Reflecting on gaze and the act of seeing, this book opens with three perplexing statements – each one appears to be true and correct, yet in their correctness, they seem to contradict one another;
“There is no other subject than the irruption of light on the retina.”
“One does not see only with the eyes: one sees with all that one knows.”
“A look is already an intervention; as soon as it’s seen, a scene is already modified.”
Then a bewildering parade of diptychs begins its course, without a defined subject, or a common geography or specific time to help unravel the secret thread that ties them together.
“We’ve spent all this time looking at the same things, but that doesn’t mean we’ve seen the same things,” says one of the two short texts by French novelist Jakuta Alikavazovic, who was asked by photographer Julien Gester to poeticly frame his pictures without describing, captioning, or circumscribing them.
Following a documentary and contemplative approach in their creation, the photographs in this book were taken over a few years in Western and Eastern Europe, Asia, Africa, and North and South America. Each image is rooted in a specific socio-geographic reality, but their association makes them resonate through the broader perspective of a world full of ambiguities, archetypes, accidents and encounters with light, colors and ordinary beauty.

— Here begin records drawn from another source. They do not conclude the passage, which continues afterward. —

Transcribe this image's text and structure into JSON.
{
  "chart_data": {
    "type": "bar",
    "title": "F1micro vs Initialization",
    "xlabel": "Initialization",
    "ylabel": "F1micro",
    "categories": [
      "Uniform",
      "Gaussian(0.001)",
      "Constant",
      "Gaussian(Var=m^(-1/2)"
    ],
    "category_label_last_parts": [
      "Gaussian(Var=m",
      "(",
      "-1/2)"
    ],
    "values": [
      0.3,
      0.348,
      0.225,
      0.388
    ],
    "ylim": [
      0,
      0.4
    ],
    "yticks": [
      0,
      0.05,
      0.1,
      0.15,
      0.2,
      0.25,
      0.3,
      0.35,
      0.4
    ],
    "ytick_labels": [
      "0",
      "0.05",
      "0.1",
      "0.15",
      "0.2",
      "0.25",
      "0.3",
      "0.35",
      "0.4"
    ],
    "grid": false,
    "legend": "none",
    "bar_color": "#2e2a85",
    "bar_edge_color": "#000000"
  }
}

Echoing its cryptic title, the enigmatic diptychs in Cette fin du monde nous aura quand même donné de beaux couchers de soleil (“At Least the End of the World Gave Us Nice Sunsets) are brimming with dormant dramas and captured within moments loaded with indecision, uncertainty and impalpable tension. It is up to each viewer to recompose, or invent, which strange, subterranean narrative unfolds between these scenes scenes fleshed out of a reality that appears to be haunted by fiction.